Can I decode a JWE (encrypted JWT) or a nested JWT here?

No. JWE (JSON Web Encryption) tokens look superficially similar to JWTs — five segments separated by dots, all Base64URL — but the payload is encrypted, not just signed, and decryption needs the recipient's private key. The decoder will surface the protected header (the first segment) but cannot decode the encrypted payload, and the page surfaces a JWE-detected chip with that explanation rather than rendering meaningless decoded bytes. Nested JWTs (a JWT-inside-a-JWE, or a JWT signed and then re-signed by an envelope) follow the same pattern: each layer is the inner system's responsibility.
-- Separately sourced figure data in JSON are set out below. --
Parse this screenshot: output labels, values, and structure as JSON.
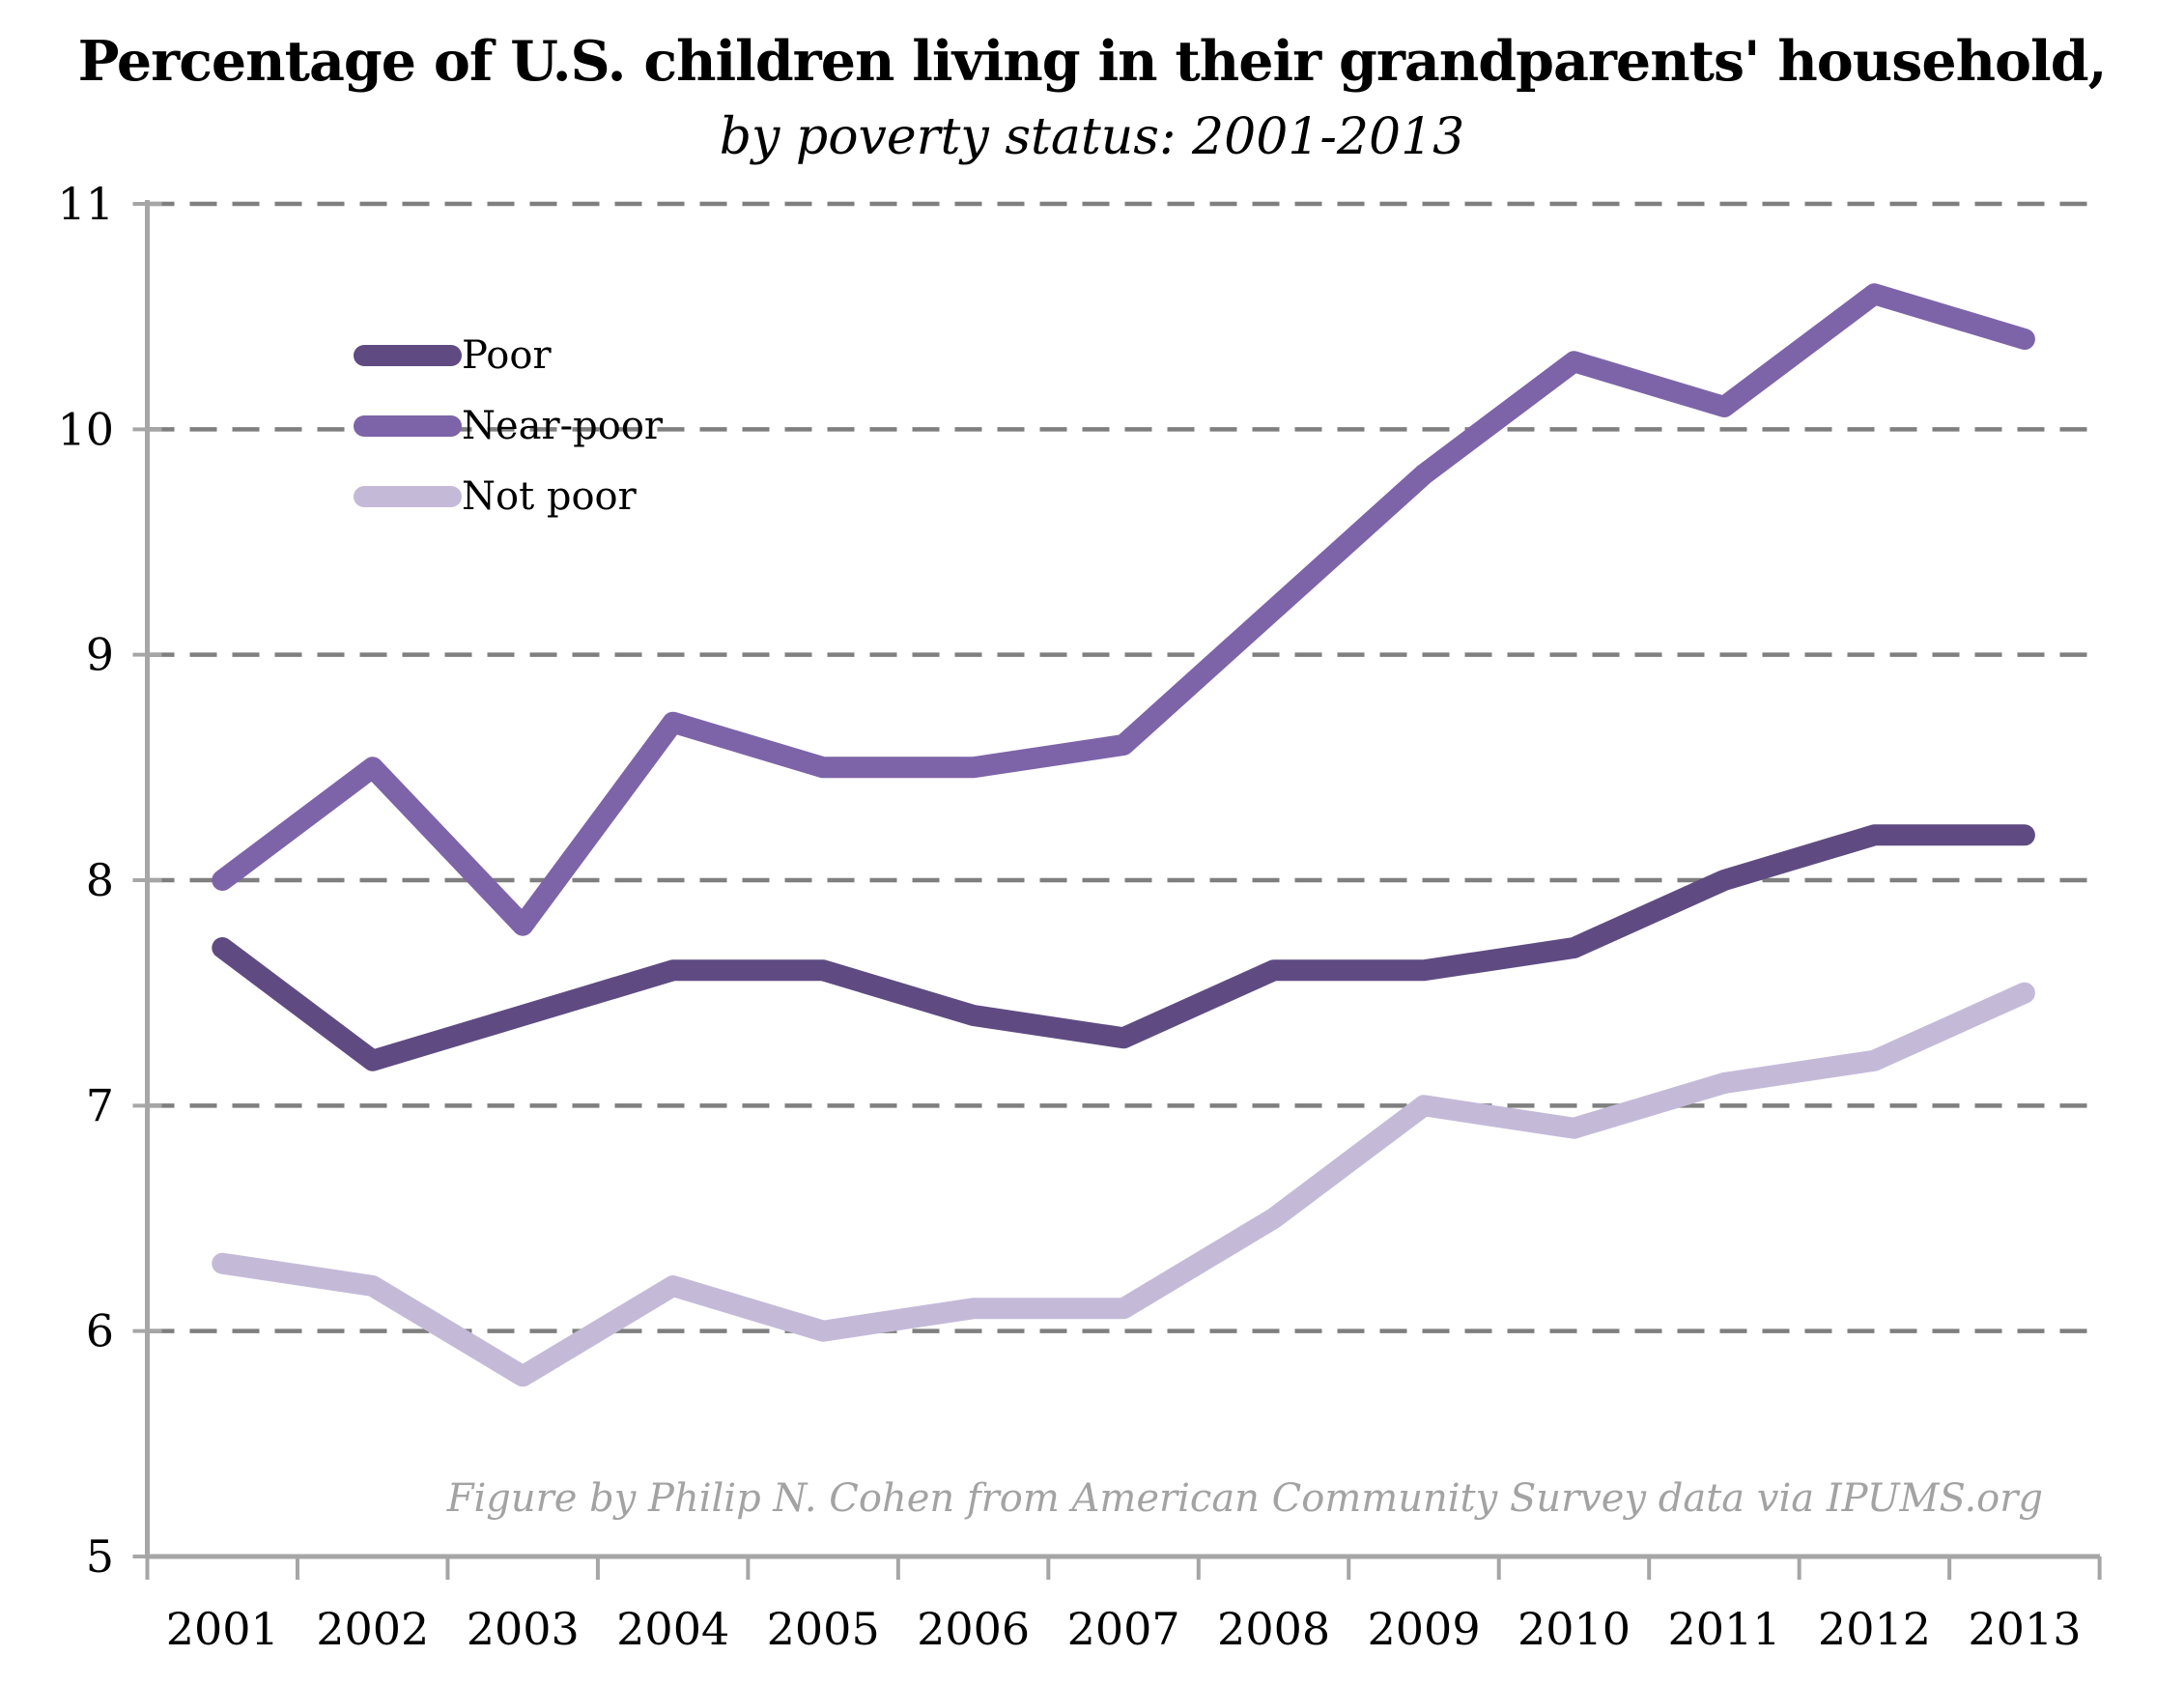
{
  "title": "Percentage of U.S. children living in their grandparents' household,",
  "subtitle": "by poverty status: 2001-2013",
  "attribution": "Figure by Philip N. Cohen from American Community Survey data via IPUMS.org",
  "chart_data": {
    "type": "line",
    "title": "Percentage of U.S. children living in their grandparents' household, by poverty status: 2001-2013",
    "categories": [
      "2001",
      "2002",
      "2003",
      "2004",
      "2005",
      "2006",
      "2007",
      "2008",
      "2009",
      "2010",
      "2011",
      "2012",
      "2013"
    ],
    "series": [
      {
        "name": "Poor",
        "color": "#5f4b82",
        "values": [
          7.7,
          7.2,
          7.4,
          7.6,
          7.6,
          7.4,
          7.3,
          7.6,
          7.6,
          7.7,
          8.0,
          8.2,
          8.2
        ]
      },
      {
        "name": "Near-poor",
        "color": "#7d64a8",
        "values": [
          8.0,
          8.5,
          7.8,
          8.7,
          8.5,
          8.5,
          8.6,
          9.2,
          9.8,
          10.3,
          10.1,
          10.6,
          10.4
        ]
      },
      {
        "name": "Not poor",
        "color": "#c4bad8",
        "values": [
          6.3,
          6.2,
          5.8,
          6.2,
          6.0,
          6.1,
          6.1,
          6.5,
          7.0,
          6.9,
          7.1,
          7.2,
          7.5
        ]
      }
    ],
    "xlabel": "",
    "ylabel": "",
    "ylim": [
      5,
      11
    ],
    "y_ticks": [
      5,
      6,
      7,
      8,
      9,
      10,
      11
    ],
    "grid": "horizontal-dashed",
    "legend_position": "inside-upper-left"
  },
  "colors": {
    "background": "#ffffff",
    "axis": "#a6a6a6",
    "gridline": "#7f7f7f",
    "text": "#000000",
    "attribution_text": "#a3a3a3"
  }
}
Use a server-side library (`jose` for Node, `PyJWT` with `cryptography` for Python) wired against the recipient's private key for either case; the browser-local decoder is the wrong tool for encrypted payloads by design.
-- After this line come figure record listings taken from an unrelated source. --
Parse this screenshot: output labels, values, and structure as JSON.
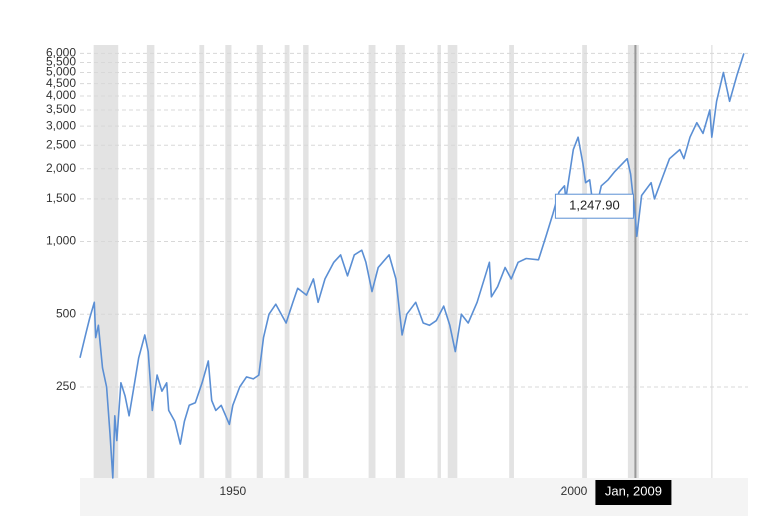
{
  "chart_data": {
    "type": "line",
    "color": "#5b8fd4",
    "log_scale": true,
    "grid": true,
    "xlim": [
      1927.6,
      2025.5
    ],
    "ylim": [
      105,
      6500
    ],
    "xticks": [
      1950,
      2000
    ],
    "yticks": [
      250,
      500,
      {
        "value": 1000,
        "label": "1,000"
      },
      {
        "value": 1500,
        "label": "1,500"
      },
      {
        "value": 2000,
        "label": "2,000"
      },
      {
        "value": 2500,
        "label": "2,500"
      },
      {
        "value": 3000,
        "label": "3,000"
      },
      {
        "value": 3500,
        "label": "3,500"
      },
      {
        "value": 4000,
        "label": "4,000"
      },
      {
        "value": 4500,
        "label": "4,500"
      },
      {
        "value": 5000,
        "label": "5,000"
      },
      {
        "value": 5500,
        "label": "5,500"
      },
      {
        "value": 6000,
        "label": "6,000"
      }
    ],
    "recessions": [
      [
        1929.6,
        1933.2
      ],
      [
        1937.4,
        1938.5
      ],
      [
        1945.1,
        1945.8
      ],
      [
        1948.9,
        1949.8
      ],
      [
        1953.5,
        1954.4
      ],
      [
        1957.6,
        1958.3
      ],
      [
        1960.3,
        1961.1
      ],
      [
        1969.9,
        1970.9
      ],
      [
        1973.9,
        1975.2
      ],
      [
        1980.0,
        1980.5
      ],
      [
        1981.5,
        1982.9
      ],
      [
        1990.5,
        1991.2
      ],
      [
        2001.2,
        2001.9
      ],
      [
        2007.9,
        2009.5
      ],
      [
        2020.1,
        2020.3
      ]
    ],
    "x": [
      1927.6,
      1928.5,
      1929.0,
      1929.7,
      1929.9,
      1930.3,
      1930.9,
      1931.5,
      1932.0,
      1932.4,
      1932.7,
      1933.0,
      1933.6,
      1934.2,
      1934.8,
      1935.5,
      1936.2,
      1937.1,
      1937.6,
      1938.2,
      1938.9,
      1939.6,
      1940.3,
      1940.6,
      1941.5,
      1942.3,
      1942.9,
      1943.6,
      1944.5,
      1945.5,
      1946.4,
      1946.9,
      1947.5,
      1948.3,
      1949.5,
      1950.0,
      1951.0,
      1952.0,
      1953.0,
      1953.8,
      1954.5,
      1955.3,
      1956.3,
      1957.8,
      1958.8,
      1959.5,
      1960.8,
      1961.8,
      1962.5,
      1963.5,
      1964.8,
      1965.8,
      1966.8,
      1967.8,
      1968.9,
      1969.5,
      1970.4,
      1971.3,
      1972.9,
      1973.9,
      1974.8,
      1975.5,
      1976.8,
      1977.9,
      1978.8,
      1979.8,
      1980.9,
      1981.8,
      1982.6,
      1983.5,
      1984.5,
      1985.8,
      1987.6,
      1987.9,
      1988.8,
      1989.9,
      1990.8,
      1991.8,
      1993.0,
      1994.8,
      1995.9,
      1996.9,
      1997.8,
      1998.6,
      1998.8,
      1999.9,
      2000.6,
      2001.3,
      2001.7,
      2002.3,
      2002.8,
      2003.2,
      2004.0,
      2005.0,
      2006.0,
      2007.8,
      2008.3,
      2008.8,
      2009.0,
      2009.2,
      2009.9,
      2011.3,
      2011.8,
      2013.0,
      2014.0,
      2015.5,
      2016.1,
      2017.0,
      2018.0,
      2018.9,
      2019.9,
      2020.2,
      2020.9,
      2021.9,
      2022.8,
      2023.9,
      2024.9
    ],
    "values": [
      330,
      420,
      480,
      560,
      400,
      450,
      300,
      250,
      160,
      105,
      190,
      150,
      260,
      230,
      190,
      250,
      330,
      410,
      350,
      200,
      280,
      240,
      260,
      200,
      180,
      145,
      180,
      210,
      215,
      260,
      320,
      220,
      200,
      210,
      175,
      210,
      250,
      275,
      270,
      280,
      400,
      500,
      550,
      460,
      560,
      640,
      600,
      700,
      560,
      700,
      820,
      880,
      720,
      880,
      920,
      820,
      620,
      780,
      880,
      700,
      410,
      500,
      560,
      460,
      450,
      470,
      540,
      450,
      350,
      500,
      460,
      560,
      820,
      590,
      650,
      780,
      700,
      820,
      850,
      840,
      1050,
      1300,
      1600,
      1700,
      1500,
      2400,
      2700,
      2100,
      1750,
      1800,
      1400,
      1350,
      1700,
      1800,
      1950,
      2200,
      1900,
      1400,
      1247.9,
      1050,
      1550,
      1750,
      1500,
      1850,
      2200,
      2400,
      2200,
      2700,
      3100,
      2800,
      3500,
      2700,
      3800,
      5000,
      3800,
      4900,
      6000
    ],
    "tooltip": {
      "x": 2009.0,
      "value": 1247.9,
      "label": "1,247.90",
      "x_label": "Jan, 2009"
    }
  }
}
Does this tool send my JWT to a server?

No. `atob`, `TextDecoder`, and `JSON.parse` are all native browser APIs and run inside this tab. The JWT, the decoded header and payload, and any download all stay on your device. There is no signup, no watermark, no analytics on the token itself. Safe for production tokens that carry email addresses (the `email` claim on OIDC ID tokens), account identifiers (`sub`), role claims (`scope`, `permissions`, `roles`), and signed scope tables — payloads that have no business going through an arbitrary online decoder.

Is there a length limit?

The transform call is capped at 1 MB to keep the parser snappy on lower-RAM devices. Most production JWTs land in the 200 byte to 4 KB range; a token over 100 KB is almost always a sign that the token is actually a JWE with a large encrypted payload, or that a non-token value got pasted by mistake. The cap is generous enough to handle every realistic JWT and small enough that a multi-megabyte paste does not freeze the tab.

Will this tool stay free?

The basic workflow is designed to stay free. Paid upgrades later will focus on bigger limits, batch work, OCR, saved presets, and ad-free use.